De laatste spreker van de rij kan alleen maar onderstrepen wat al door anderen gezegd is. Zo ook de laatste profeet van het OT: Maleachi. Gods bode is hij: doorgeefluik, iemand die namens (= pro) God spreekt (phémi, waar afasie op teruggaat). In Gods naam doet hij een dringende oproep: “Keer terug tot mij” (zie 3,7) omdat hij ziet dat zelfs de priesters in Israel afglijden naar onrecht, corruptie en geen respect voor God tonen. Hij dreigt met een dag van afrekening. Waarbij “Op die dag” niet beperkt is tot één bepaalde dag in de toekomst. Veel meer is het de dag waar het uiteindelijk, tenslotte om gaat in het leven. Het dagelijks leven dendert maar door en de vraag naar het ‘waartoe’ sneeuwt meer en meer onder. Woorden als uiteindelijk, tenslotte zijn existentiële woorden die vragen waar het je ten diepste om gaat in je leven. En tegenover de dreiging staat de belofte. Ook dat is geen ‘Stil maar wacht maar, alles wordt nieuw’, geen zoethoudertje maar een dringende oproep tot ommekeer: Nu! Daar gaat ‘t toch tenslotte om, niet?

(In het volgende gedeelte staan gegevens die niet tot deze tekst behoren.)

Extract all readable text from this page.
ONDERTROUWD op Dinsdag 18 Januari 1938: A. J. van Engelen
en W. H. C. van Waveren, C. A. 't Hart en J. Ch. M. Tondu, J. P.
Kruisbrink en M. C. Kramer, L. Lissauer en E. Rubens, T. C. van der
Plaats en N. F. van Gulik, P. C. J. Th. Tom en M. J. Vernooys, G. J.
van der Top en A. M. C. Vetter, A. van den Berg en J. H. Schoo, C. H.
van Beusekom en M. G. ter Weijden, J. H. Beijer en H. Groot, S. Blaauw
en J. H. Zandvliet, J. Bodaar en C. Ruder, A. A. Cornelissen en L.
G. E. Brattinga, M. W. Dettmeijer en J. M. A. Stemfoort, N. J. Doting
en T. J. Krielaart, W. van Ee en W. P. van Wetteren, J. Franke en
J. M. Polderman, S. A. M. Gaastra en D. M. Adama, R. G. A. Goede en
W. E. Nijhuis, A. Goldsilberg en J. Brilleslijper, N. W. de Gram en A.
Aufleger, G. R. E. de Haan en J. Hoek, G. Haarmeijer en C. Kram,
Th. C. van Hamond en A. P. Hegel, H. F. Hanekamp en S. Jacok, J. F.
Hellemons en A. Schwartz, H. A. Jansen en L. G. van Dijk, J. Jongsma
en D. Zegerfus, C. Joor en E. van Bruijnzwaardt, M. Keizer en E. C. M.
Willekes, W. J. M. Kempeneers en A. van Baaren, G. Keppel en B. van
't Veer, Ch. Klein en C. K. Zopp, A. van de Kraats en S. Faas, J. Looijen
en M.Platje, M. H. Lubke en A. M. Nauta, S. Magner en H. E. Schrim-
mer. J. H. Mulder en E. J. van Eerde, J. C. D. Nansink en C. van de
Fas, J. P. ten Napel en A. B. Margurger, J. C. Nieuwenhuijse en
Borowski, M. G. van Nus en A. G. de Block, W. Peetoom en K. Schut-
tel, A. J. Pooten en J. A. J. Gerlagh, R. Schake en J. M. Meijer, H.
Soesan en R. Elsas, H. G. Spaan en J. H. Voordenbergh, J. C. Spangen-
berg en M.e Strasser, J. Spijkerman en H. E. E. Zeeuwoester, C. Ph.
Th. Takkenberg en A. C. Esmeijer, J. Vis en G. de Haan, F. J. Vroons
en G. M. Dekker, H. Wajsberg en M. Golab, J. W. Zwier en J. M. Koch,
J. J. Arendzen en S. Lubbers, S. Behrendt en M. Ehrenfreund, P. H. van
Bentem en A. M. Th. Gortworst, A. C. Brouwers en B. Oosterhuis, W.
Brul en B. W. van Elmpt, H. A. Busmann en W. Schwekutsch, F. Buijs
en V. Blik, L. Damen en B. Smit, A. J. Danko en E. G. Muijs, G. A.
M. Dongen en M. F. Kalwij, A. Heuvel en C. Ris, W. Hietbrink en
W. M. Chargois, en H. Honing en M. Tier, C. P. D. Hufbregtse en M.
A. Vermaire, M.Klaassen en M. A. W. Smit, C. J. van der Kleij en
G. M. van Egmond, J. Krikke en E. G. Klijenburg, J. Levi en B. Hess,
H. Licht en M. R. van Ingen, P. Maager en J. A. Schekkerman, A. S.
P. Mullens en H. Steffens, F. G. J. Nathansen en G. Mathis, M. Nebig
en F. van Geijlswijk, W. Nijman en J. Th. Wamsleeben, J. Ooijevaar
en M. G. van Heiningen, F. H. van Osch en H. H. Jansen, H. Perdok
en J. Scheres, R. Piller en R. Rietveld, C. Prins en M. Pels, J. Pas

Het evangelie eindigt: “Als u volhardt, …”. De Grieken zeggen: ‘Hypomone’ = ‘onderblijven’, zoals een zwemmer onder water. Dát beeld. Als Lucas in de jaren ʼ80 schrijft, liggen Jeruzalem en de tempel in puin. Betekent dat dat God niet meer in Israëls midden woont? Dat christenen het stokje overnemen? Maar Jezus heeft tempel en synagoge nooit afgewezen. Hij wilde haar haar eigenlijke functie: ‘huis van mijn Vader’ (Luc. 2.49 en 19.46), teruggeven. Daarbij ging het niet om het gebouw – het doen van Gods wil is belangrijker dan het stenen gebouw dat hij schoonveegt.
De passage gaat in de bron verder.